MRI Screening: A Cost-Effective Strategy for Women with Breast Cancer Family History

August 1, 2020

MRI screening every 18 months could catch more cancers, add life years in an economically efficient way.

For women of a certain age who have a family history of breast cancer, MRI scans can be a cost-effective screening method, according to recently published research.

In a study published in JAMA Oncology, investigators from the Netherlands determined that using MRI to screen women ages 35 to 60 who have at least a 20-percent familial risk of breast cancer is a financially sound identification method. They recommended screening every 18 months.

The team, led by H. Amarens Geuzinge, MSc, from the department of public health at Erasmus University Medical Center in Rotterdam, reached their determinations by using a simulator that estimated the cost and lives saved across a population of 10 million Dutch women.

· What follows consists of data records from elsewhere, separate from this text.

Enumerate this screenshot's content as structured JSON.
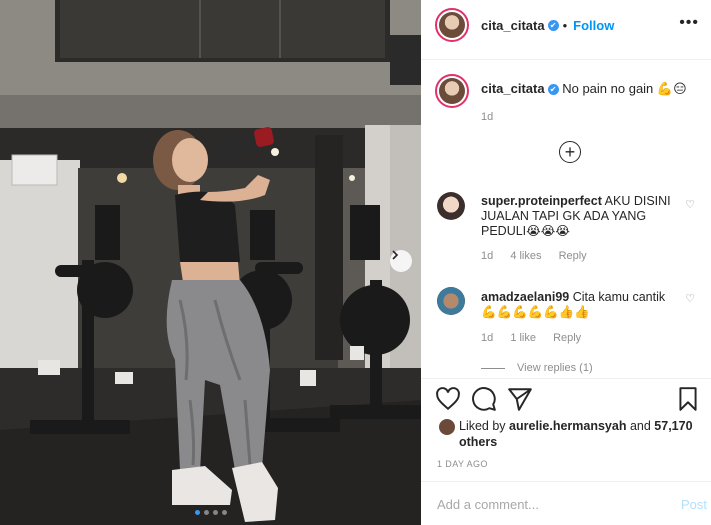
{
  "post": {
    "username": "cita_citata",
    "verified_mark": "✔",
    "follow_label": "Follow",
    "more_label": "•••",
    "caption_text": "No pain no gain 💪😑",
    "caption_time": "1d",
    "load_more_icon": "+",
    "photo_dots": 4,
    "photo_active_dot": 1
  },
  "comments": [
    {
      "username": "super.proteinperfect",
      "text": "AKU DISINI JUALAN TAPI GK ADA YANG PEDULI😭😭😭",
      "time": "1d",
      "likes": "4 likes",
      "reply": "Reply",
      "avatar_color": "#c9b2a2"
    },
    {
      "username": "amadzaelani99",
      "text": "Cita kamu cantik 💪💪💪💪💪👍👍",
      "time": "1d",
      "likes": "1 like",
      "reply": "Reply",
      "avatar_color": "#5b4a3f"
    }
  ],
  "view_replies": "View replies (1)",
  "likes": {
    "prefix": "Liked by",
    "user": "aurelie.hermansyah",
    "and": "and",
    "count": "57,170 others"
  },
  "time_ago": "1 DAY AGO",
  "add_comment_placeholder": "Add a comment...",
  "post_label": "Post",
  "icons": {
    "like": "heart-icon",
    "comment": "comment-icon",
    "share": "share-icon",
    "save": "bookmark-icon",
    "more": "more-options-icon",
    "add": "plus-circle-icon",
    "next": "chevron-right-icon"
  },
  "colors": {
    "accent": "#0095f6",
    "verified": "#3897f0",
    "muted": "#8e8e8e",
    "ring": "#e1306c"
  }
}
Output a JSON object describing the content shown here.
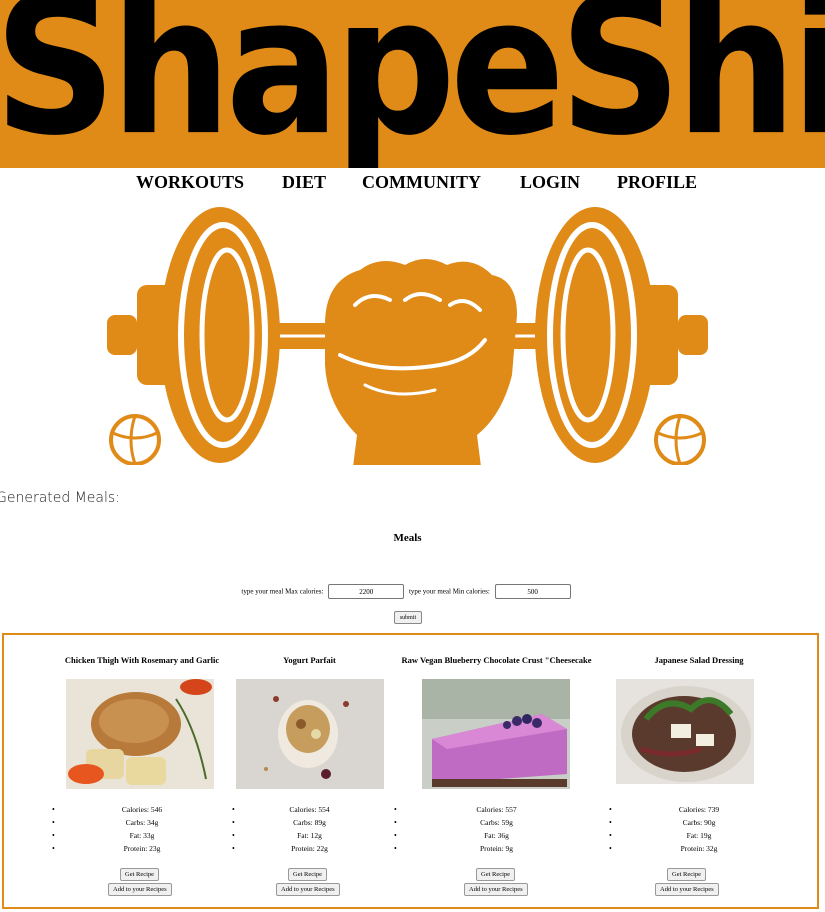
{
  "header": {
    "logo_text": "ShapeShift"
  },
  "nav": {
    "items": [
      "WORKOUTS",
      "DIET",
      "COMMUNITY",
      "LOGIN",
      "PROFILE"
    ]
  },
  "hero": {
    "accent_color": "#e08a17",
    "icon": "fist-dumbbell-icon"
  },
  "generated_label": "Generated Meals:",
  "meals_title": "Meals",
  "form": {
    "max_label": "type your meal Max calories:",
    "max_value": "2200",
    "min_label": "type your meal Min calories:",
    "min_value": "500",
    "submit_label": "submit"
  },
  "meals": [
    {
      "title": "Chicken Thigh With Rosemary and Garlic",
      "calories": "Calories: 546",
      "carbs": "Carbs: 34g",
      "fat": "Fat: 33g",
      "protein": "Protein: 23g",
      "get_recipe": "Get Recipe",
      "add_recipe": "Add to your Recipes"
    },
    {
      "title": "Yogurt Parfait",
      "calories": "Calories: 554",
      "carbs": "Carbs: 89g",
      "fat": "Fat: 12g",
      "protein": "Protein: 22g",
      "get_recipe": "Get Recipe",
      "add_recipe": "Add to your Recipes"
    },
    {
      "title": "Raw Vegan Blueberry Chocolate Crust \"Cheesecake",
      "calories": "Calories: 557",
      "carbs": "Carbs: 59g",
      "fat": "Fat: 36g",
      "protein": "Protein: 9g",
      "get_recipe": "Get Recipe",
      "add_recipe": "Add to your Recipes"
    },
    {
      "title": "Japanese Salad Dressing",
      "calories": "Calories: 739",
      "carbs": "Carbs: 90g",
      "fat": "Fat: 19g",
      "protein": "Protein: 32g",
      "get_recipe": "Get Recipe",
      "add_recipe": "Add to your Recipes"
    }
  ]
}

“This economic modeling study of data on Dutch women showed that the detection of more tumors at an early stage and fewer at a late stage by MRI could be a cost-effective method to reduce breast cancer mortality despite more over-diagnosis and higher costs in comparison with mammography,” Geuzinge wrote.

To make this determination, Geuzinge’s team used micro-simulation modeling with data gathered from February 2019 to May 2020. They concentrated on cost estimates from women who had the greater familiar risk without a known BRAC1, BRAC2, or TP53 genetic variant. The data came from women ages 25 to death.

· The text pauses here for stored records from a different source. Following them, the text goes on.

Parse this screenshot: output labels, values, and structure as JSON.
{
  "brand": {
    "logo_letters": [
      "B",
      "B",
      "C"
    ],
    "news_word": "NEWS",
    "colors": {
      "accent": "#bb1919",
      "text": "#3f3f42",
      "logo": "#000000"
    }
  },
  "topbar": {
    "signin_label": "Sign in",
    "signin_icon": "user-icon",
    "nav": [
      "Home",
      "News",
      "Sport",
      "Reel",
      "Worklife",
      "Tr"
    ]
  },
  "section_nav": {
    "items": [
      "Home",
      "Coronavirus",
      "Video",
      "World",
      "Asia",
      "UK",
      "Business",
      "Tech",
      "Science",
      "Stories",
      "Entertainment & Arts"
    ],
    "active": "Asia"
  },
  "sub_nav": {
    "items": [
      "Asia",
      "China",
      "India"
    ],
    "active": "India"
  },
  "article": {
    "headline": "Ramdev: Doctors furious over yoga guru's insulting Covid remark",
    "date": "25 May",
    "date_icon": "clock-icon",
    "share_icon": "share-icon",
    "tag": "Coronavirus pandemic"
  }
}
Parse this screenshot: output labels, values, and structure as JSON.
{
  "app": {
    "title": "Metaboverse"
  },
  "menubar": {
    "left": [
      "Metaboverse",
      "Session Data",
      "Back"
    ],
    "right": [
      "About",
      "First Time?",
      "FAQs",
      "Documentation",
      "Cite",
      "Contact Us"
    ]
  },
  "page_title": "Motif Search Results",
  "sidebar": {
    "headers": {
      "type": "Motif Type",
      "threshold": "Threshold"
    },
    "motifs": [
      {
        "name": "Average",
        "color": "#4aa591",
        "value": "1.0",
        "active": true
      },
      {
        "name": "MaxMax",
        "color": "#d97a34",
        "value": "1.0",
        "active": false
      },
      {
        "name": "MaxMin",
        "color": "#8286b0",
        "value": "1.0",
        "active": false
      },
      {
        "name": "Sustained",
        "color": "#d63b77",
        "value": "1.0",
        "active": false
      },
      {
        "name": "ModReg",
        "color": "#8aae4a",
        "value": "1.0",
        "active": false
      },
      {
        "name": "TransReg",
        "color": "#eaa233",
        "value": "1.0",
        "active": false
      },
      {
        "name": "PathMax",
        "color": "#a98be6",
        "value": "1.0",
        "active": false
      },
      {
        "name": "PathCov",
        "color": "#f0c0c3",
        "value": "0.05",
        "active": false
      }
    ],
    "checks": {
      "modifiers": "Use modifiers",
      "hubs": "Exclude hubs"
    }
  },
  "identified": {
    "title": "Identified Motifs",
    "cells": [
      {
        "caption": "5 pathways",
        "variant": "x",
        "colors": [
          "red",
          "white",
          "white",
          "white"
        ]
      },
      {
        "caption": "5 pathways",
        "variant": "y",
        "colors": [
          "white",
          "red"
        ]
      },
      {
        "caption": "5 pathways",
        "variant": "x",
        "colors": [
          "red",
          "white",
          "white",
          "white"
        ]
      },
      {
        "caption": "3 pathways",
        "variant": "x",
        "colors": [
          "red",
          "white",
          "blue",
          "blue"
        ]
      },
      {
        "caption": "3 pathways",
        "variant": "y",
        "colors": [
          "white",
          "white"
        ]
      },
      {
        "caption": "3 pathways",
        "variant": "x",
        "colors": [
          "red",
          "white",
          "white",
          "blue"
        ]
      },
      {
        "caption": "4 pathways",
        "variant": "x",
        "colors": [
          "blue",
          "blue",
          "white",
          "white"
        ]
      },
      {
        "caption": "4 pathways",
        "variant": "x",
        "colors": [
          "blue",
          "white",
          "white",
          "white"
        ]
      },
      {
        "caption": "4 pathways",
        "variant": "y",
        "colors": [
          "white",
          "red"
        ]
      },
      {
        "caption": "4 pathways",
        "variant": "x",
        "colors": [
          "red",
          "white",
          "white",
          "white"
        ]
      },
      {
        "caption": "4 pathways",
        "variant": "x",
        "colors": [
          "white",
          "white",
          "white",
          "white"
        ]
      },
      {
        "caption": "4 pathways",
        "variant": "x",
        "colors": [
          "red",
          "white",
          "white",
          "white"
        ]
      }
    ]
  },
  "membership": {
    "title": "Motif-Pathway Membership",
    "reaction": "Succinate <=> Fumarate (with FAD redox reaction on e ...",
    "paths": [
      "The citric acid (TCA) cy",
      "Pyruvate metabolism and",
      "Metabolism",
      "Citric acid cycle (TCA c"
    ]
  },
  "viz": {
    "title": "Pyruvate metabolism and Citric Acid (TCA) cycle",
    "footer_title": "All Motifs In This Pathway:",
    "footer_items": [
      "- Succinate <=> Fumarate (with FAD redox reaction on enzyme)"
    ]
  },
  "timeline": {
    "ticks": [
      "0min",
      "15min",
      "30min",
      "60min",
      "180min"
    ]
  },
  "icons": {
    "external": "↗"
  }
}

Geuzinge’s team examined several screening protocols and various time intervals with women of a range of ages. Specifically, they looked at mammography protocols that included annual screening and clinical breast examinations, as well as MRI protocols that also include annual exams and clinical breast exams plus biennial mammography.

Based on those analyses, the team determined that MRI screening every 18 months would be the most cost-effective option, resulting in 79 additional quality-adjusted life years per 1,000 women. They did identify a greater drop in mortality with annual MRI screening, but the cost-effectiveness ratio was more than what the National Institutes for Health and Care Excellence guidelines permit.

Despite the greater cost-effectiveness associated with MRI screening every 18 months, implementing such a strategy could have disadvantages, Geuzinge’s team said. Not only is MRI a higher-cost exam, but additional screening could lead to more false positives and over-diagnosis. The higher patient volume could also present patient flow and management issues for clinical environments.

But, even with these potential drawbacks, the team recommended the industry have a larger conversation about modifying the existing screening guidelines, particularly focusing on abbreviated MRI which would offer the same diagnostic accuracy with shorter scan and reading times.